And so a few weeks ago, we set out on a voyage from Ft. Lauderdale, knowing that it would be five days, and roughly 153 meals (included), before we would reach our destination: Ft. Lauderdale.

We sailed aboard a cruise ship, which had one of those cruise-ship names, like the Majestic Vagabond Restaurant of the Seas. She is a fine vessel, a tad larger than Connecticut, boasting (really) an onboard shopping mall. Leaving port, she weighed 75,000 tons, at least half of which was food. Here’s a log of our voyage:

DAY ONE: We arrive at the ship and meet our fellow voyagers, most of whom are wearing brand-new sneakers, as though they’re about to compete in the decathlon, as opposed to spending the next five days chewing.

We begin our cruise with a lifeboat drill, lining up in neat rows wearing our lifejackets, calmly awaiting instructions. In a real emergency, of course, we’d fight for the lifeboats like wild dogs battling for meat. We have all seen “Titanic.”

Speaking of meat: It’s time for dinner! In the dining room, we engage in sparkling intellectual repartee with our fellow voyagers (“What are you having?” “I’m having the salmon.” “Really? That’s what I’m having!” “Really?” etc.).

After dinner, it’s time to engage in the vast array of shipboard activities, by which I mean: drinking, gambling and shopping. By midnight, everyone is weary from a long partial day at sea, and it’s time to: Eat more! There’s a midnight buffet. Plus, if you pay a little extra, your cabin attendant will come around and stuff food into your mouth while you sleep.

DAY TWO: When we wake up, the Restaurant of the Seas has docked at the exotic island of Key West. This is four hours from our house by car. By ship, we made it in just 13 hours.
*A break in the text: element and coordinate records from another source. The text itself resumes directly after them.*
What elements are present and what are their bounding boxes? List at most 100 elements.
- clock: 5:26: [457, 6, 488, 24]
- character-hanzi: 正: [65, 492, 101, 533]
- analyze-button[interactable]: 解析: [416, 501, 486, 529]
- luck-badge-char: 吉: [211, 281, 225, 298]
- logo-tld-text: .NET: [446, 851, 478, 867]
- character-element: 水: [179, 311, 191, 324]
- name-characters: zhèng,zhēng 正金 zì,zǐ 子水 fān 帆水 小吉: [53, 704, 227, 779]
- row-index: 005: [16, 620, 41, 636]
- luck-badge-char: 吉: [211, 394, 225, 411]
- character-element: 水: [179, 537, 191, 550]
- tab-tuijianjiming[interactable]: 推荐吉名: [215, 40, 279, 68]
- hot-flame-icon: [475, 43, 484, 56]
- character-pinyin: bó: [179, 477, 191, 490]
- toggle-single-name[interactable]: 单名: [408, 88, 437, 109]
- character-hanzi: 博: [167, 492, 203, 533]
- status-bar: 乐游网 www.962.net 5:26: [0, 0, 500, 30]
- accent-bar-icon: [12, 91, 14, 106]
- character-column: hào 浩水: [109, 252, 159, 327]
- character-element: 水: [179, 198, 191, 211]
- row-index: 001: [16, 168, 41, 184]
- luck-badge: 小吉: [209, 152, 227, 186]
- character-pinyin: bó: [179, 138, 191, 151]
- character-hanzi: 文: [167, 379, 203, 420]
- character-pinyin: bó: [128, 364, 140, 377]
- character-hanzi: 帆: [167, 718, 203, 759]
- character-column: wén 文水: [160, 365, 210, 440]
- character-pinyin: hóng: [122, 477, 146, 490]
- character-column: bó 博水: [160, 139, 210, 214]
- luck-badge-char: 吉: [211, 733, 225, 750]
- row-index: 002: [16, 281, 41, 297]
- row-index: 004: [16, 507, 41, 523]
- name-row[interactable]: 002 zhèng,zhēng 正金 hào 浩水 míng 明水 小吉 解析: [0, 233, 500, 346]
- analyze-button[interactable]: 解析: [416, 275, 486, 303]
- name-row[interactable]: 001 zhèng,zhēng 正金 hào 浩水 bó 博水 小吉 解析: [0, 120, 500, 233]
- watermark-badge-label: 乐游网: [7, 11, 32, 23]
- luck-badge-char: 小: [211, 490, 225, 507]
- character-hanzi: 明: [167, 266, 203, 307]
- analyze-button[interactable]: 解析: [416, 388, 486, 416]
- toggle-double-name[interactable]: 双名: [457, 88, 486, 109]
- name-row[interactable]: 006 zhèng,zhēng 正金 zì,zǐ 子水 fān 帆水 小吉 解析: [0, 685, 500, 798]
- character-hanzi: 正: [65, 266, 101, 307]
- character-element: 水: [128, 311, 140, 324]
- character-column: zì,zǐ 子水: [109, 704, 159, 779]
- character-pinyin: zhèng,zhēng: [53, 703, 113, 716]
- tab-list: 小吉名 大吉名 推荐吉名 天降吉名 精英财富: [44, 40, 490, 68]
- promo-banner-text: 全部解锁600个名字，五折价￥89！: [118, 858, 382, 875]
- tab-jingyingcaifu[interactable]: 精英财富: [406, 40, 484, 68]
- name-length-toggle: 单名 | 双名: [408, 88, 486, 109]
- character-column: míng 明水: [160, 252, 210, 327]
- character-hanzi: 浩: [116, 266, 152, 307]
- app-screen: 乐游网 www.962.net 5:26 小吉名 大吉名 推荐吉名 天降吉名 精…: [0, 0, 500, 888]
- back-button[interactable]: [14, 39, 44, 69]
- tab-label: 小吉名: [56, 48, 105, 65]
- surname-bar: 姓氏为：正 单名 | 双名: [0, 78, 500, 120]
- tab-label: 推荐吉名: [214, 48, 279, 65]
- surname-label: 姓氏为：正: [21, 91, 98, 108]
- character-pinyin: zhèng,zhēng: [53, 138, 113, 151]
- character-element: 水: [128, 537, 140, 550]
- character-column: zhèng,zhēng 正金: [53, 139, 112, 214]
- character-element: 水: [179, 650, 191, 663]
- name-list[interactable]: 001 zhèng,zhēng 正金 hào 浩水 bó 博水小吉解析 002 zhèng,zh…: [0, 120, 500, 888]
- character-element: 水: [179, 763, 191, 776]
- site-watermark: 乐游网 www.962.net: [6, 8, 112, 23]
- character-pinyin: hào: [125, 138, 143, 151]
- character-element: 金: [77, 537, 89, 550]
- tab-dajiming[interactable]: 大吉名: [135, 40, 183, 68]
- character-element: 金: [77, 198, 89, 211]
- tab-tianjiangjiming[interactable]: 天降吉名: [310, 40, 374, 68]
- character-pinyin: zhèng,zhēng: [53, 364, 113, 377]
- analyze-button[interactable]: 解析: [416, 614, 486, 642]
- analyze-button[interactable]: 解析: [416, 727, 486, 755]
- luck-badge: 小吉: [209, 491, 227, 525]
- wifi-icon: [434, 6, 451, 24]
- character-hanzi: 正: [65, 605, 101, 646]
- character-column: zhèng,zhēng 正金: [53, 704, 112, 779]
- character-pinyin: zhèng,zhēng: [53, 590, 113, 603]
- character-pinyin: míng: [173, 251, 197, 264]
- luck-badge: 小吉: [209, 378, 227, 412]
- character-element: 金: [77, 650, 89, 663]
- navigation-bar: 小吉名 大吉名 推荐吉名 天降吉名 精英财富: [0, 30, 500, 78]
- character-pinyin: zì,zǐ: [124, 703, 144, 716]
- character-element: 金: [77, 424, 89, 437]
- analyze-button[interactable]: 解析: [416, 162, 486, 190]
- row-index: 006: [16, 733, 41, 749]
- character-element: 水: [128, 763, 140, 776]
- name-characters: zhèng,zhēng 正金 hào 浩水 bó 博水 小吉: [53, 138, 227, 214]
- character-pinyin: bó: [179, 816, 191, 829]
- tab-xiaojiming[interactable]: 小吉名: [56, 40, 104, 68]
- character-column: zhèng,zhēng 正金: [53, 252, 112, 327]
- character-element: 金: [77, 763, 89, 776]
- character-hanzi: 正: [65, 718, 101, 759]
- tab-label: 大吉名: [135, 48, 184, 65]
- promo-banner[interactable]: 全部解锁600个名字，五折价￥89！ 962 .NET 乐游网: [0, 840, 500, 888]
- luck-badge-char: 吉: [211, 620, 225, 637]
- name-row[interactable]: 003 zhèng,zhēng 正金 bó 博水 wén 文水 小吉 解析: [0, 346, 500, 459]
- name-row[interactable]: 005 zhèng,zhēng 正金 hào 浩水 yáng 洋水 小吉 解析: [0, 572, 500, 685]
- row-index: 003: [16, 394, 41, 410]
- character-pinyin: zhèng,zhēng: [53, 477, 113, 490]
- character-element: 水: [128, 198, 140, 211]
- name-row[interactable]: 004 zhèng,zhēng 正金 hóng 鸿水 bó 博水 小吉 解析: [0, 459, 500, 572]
Before going ashore, we eat a buffet-style breakfast. We are issued enormous plates; they look like small wading pools. It is not easy to cover every square foot of plates this size with food. But we manage, because we know we must soon cross, on foot, several hundred feet of barren, commerce-free no-man’s-land between the ship and the Key West shopping district.

Carrying our purchases, we return to the ship in time for more intellectual give-and-take (“Really? I’m having the prime rib too!”). In our cabin, we find chocolates on our pillows. Clearly, they want us dead.

DAY THREE: We arrive in Cozumel, Mexico. After a hearty breakfast, we go ashore and experience Mexico, which consists of souvenir stores and restaurants where everyone speaks English and accepts dollars. Travel is a good way to learn about other cultures.

That night, back on the ship, we go to a piano bar, where the piano player gets everybody in a festive mood by playing–I am not making this up–“The Wreck of the Edmund Fitzgerald.” Party time!

DAY FOUR: The ocean is rough. At breakfast, there’s a moment when I’m watching maybe two dozen cruisers going through the buffet line, each holding a wading pool heaped with food. The deck shifts, and the cruisers, in perfect unison, all lurch to the right, then back to the left. Nobody drops so much as a waffle. I am damned proud to be serving with this outfit.

DAY FIVE: We arrive, at last, in Ft. Lauderdale. We are tired, but we are also, because of this experience, something more: fat. We vow to go on the South Beach Diet, or even just the Beach Diet, where all you eat is sand. But some day we will return to the sea, because we know that there are many more adventures awaiting us on the vastness of the ocean.

For example, we have yet to try the shrimp scampi.